Using tech to empower people in hurricane recovery

Recovers.org, which won a Knight News Challenge grant, creates dashboards to help communities more efficiently respond to disasters. Below, Caitria O’Neill blogs about its response to Hurricane Sandy. The following is cross-posted from Recovers.org’s blog. Above: volunteers in Red Hook, photo credit: Dave Perry. 

The city of New York got a lot of things right in the wake of Hurricane Sandy. The sheer scale of the disaster means that it does take time to reach all of the people with needs. In my opinion, for all the criticism, the city and large aid organizations like FEMA and the Red Cross did a fairly good job considering the circumstances. They prepared for the unthinkable.

But they did not prepare ordinary citizens for the roles they would have to play in such a massive disaster. With official responses overwhelmed, citizens began meeting needs without any training, information or legal forms to protect themselves. This is one of the largest failures and greatest success stories to come out of New York City. And it is something that we can change.

Recovers.org gets busy

1.) We bridged the gap: In the first week, we were able to build database over 23,000 skilled volunteers and item donors.

Reported needs are steadily increasing as more and more residents return home and assess the damage. While these volunteers could not all be used in the immediate aftermath, they are needed more than ever now.

Local organizations in impacted areas did not have the capacity to do this in the first week. Thanks to our site, we’ve taken the peak of interest in the disaster, and given it to them for long-term recovery.

Compare the graphs for the Google search “Volunteer Hurricane Sandy” and a graph of our site traffic in the same time. Local churches and nonprofits operating in the deadzone could not translate this interest into aid in real time. We did – and effectively translated these web searches by motivated volunteers into a database record of skills and items that local churches and nonprofits can continue to leverage far into the future.

2.) The community owned their own recovery: While our tool kit contributed greatly to the initial capacity, this effort was completely owned and operated by local organizers on the ground. This wasn’t Recovers.org riding in on a white horse, this was application of a tool kit, by neighborhoods that needed it. 
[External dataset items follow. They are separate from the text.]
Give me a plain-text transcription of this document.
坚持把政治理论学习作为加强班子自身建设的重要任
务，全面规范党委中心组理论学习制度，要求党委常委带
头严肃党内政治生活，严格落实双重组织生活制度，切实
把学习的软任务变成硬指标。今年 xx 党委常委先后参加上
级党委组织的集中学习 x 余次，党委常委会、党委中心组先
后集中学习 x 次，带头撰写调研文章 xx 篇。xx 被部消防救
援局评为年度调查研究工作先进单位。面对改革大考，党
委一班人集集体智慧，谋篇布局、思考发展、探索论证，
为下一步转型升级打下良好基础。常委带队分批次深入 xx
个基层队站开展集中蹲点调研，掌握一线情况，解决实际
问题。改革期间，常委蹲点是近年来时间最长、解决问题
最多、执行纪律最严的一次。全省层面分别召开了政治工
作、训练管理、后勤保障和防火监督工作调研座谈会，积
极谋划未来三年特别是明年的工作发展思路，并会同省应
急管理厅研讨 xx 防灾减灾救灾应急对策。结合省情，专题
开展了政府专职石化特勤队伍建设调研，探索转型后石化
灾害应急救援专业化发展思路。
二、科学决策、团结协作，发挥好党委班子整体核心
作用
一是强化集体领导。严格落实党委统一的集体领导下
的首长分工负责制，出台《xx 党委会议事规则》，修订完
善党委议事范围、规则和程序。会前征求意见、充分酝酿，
In NYC, we launched sites for the Lower East SideRed Hook, Astoria and Staten Island in partnership with the burgeoning Occupy Sandy movement. Our understanding was that each of these sites belonged to the communities they were named for, would remain there long-term, but that the people providing aid quickly should have the means to do so. Occupy Sandy was able to jumpstart recovery across the city – moving masses of people and goods from where they showed up to where they were needed most.

Now, we are seeing more and more community leaders and local organizations begin to take ownership of these tools. Pet shelters seeking pet-specific skills in volunteers. Local nonprofits looking for translators. Organizations with remote volunteers who want to help by matching needs and aid as administrators. Know any? Have them email [email protected].

3.) We’ve learned: I’m not sure we were ready for Hurricane Sandy – but we now know we can handle a landscape scale disaster in the largest city in the U.S. We’ve also learned exactly how hard this is.

It is imperative that these systems be implemented BEFORE a disaster. Trying to reach and train administrators in a dead-zone, to teach them how to use an unfamiliar system during a disaster is unworkable. Here, it only worked through blood, sweat, tears and dedicated volunteers. We were unable to provide additional sites for areas like Coney Island, the Rockaways, and Lindenhurst NY that also sustained damage.

We also learned a great deal about the way our tools are seen and used in the absence of training. We’ve built a long list of changes to implement, and have been responding to feedback in real time to make the site easier to use. Keep it coming.

Next Steps: 

This experience, more than any other in our history, has convinced me of the need for this type of platform. We need coordination between government, nonprofit and grassroots efforts. We need fewer forms, smarter tools, and cleaner data. We need simple, accessible information before a disaster, letting ordinary people know how to get involved in a safe, efficient manner.